Sì, i Nocturnus hanno sempre avuto problemi dall’inizio, c’erano sempre discussioni per ogni piccola cosa. Anche Tiwanaku ha avuto la sua dose di inghippi, all’inizio, ma ora è stato tutto archiviato. Il drama non è ammesso nella band, siamo tutti d’accordo. Ci vediamo, suoniamo e componiamo: è sorprendente quello che può fare una band quando tutti sono sulla stessa linea d’onda. Ultimamente direi che la cosa migliore che è successa al mondo della musica sia stato il Covid-19. I concerti death metal sono sold out in America molto più spesso di prima, da quando ci sono stati i lockdown. Tra le cose peggiori successe alla musica in questi anni, invece, c’è sicuramente l’invenzione dell’mp3. Per quanto uno possa odiare Lars, aveva decisamente ragione su Napster e sugli mp3; la buona musica, in ogni caso, prevale sempre. Prima le radio e MTV non trasmettevano nulla di hard rock o di metal: il ’91 è stato l’anno in cui di botto è cambiato tutto. È stato terribile. Ma, come dicevo, il metal ha prevalso e prevarrà sempre. Per quanto riguarda il mio vissuto, il più grosso problema che abbiamo avuto è al 100% colpa mia. Sì, abbiamo avuto un viavai di membri, negli anni, ma la ragione principale della nostra lentezza sono i miei problemi ortopedici e di salute. Per fortuna ora è tutto superato: sono pronto a partire e a mettermi in viaggio per suonare dal vivo con Tiwanaku.

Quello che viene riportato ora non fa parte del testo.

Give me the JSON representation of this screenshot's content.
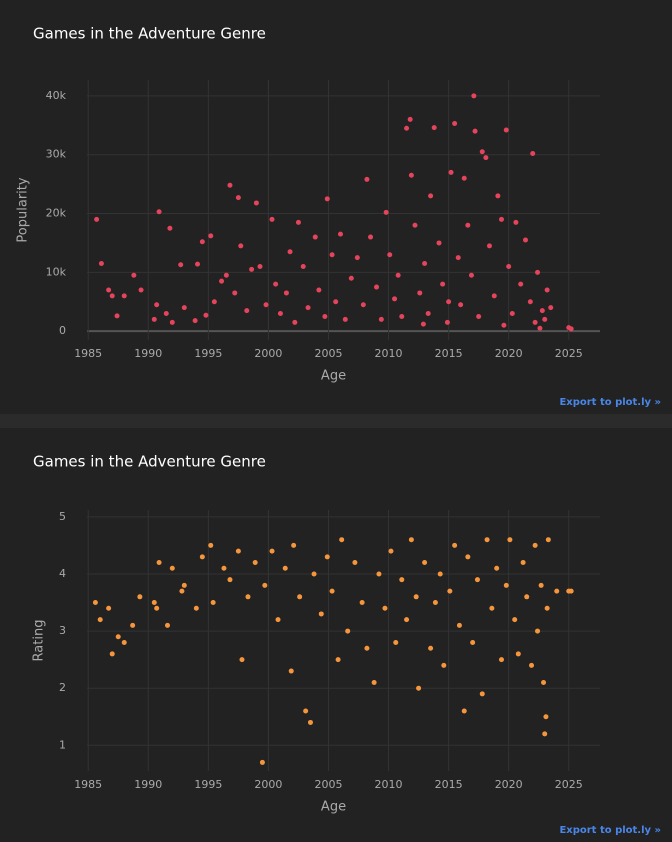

Ecco, a proposito di Tiwanaku: mi pare di capire stiate già lavorando al secondo album. Qualche tempo fa ho avuto la possibilità di parlare con Antti dei Demilich e la sua è un altro ottimo esempio di band che aspettano a pubblicare prima che l’intero album sia perfetto da cima a fondo. Puoi darci qualche anticipazione sul successore di Earth Base One? Come stanno andando le cose?
A dirla tutta, abbiamo abbastanza musica per un secondo album e per buona parte di un terzo disco, tra tutte le nostre idee. Al prossimo stiamo lavorando io, Sean, Ryan e Gabriel: potete aspettarvi sicuramente qualcosa di aggressivo e melodico, dal successore di Earth Base One. Stiamo lavorando per aumentare la velocità, qui e lì, mantenendo la varietà, ma anche per ottenere un mix più tagliente per il prossimo disco. C’è molto sul piatto per il prossimo album: non vedo l’ora di poter svelare più dettagli a tutti.

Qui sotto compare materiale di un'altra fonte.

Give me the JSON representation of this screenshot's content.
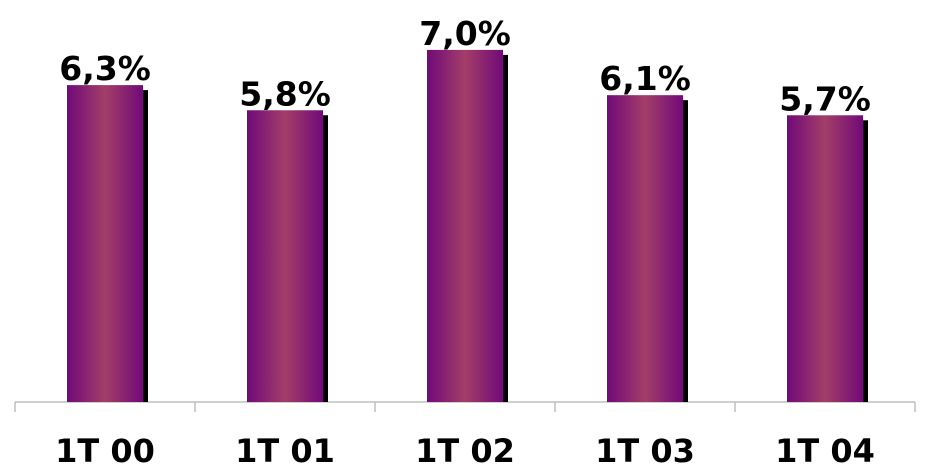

Il vostro sito dice che il 2023 sarà l’anno in cui i Tiwanaku gireranno il pianeta per promuovere Earth Base One: direi che con un ultimo vostro commento questa intervista terminerà nel migliore dei modi.

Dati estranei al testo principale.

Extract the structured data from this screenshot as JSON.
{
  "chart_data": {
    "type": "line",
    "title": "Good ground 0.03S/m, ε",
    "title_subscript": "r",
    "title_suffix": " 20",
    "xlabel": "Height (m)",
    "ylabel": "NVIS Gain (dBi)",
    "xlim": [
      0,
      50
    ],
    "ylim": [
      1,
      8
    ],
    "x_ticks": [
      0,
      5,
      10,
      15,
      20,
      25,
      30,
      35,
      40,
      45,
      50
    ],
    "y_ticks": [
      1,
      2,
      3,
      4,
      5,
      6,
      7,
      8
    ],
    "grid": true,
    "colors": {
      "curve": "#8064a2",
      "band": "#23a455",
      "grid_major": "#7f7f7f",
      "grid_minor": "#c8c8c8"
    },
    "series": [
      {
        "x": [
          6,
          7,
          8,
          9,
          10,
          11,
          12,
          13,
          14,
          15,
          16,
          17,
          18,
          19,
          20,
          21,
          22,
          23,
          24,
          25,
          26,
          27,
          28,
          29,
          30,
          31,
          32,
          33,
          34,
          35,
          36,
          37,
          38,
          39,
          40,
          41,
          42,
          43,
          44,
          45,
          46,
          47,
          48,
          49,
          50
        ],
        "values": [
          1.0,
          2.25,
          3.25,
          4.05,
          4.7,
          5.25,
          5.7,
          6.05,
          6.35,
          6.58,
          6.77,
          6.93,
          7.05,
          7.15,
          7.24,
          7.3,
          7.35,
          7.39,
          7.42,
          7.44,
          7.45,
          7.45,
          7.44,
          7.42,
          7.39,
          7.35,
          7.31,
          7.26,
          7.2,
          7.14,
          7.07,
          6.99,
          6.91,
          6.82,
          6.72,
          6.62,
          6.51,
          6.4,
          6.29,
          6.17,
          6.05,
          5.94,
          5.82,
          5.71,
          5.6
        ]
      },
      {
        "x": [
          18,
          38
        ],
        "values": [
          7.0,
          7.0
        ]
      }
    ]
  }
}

Sì, stiamo lavorando davvero tanto per poter girare quanto più è possibile tra il 2023 e il 2024. La competizione al momento è alta, ma questo non mi spaventa. Ai promoter: scriveteci, se siete interessati a farci suonare dalle vostre parti. Grazie per le ottime domande, Aristocrazia! Speriamo di venirvi a trovare presto in Europa — e di fare un salto in Italia per mangiare insieme.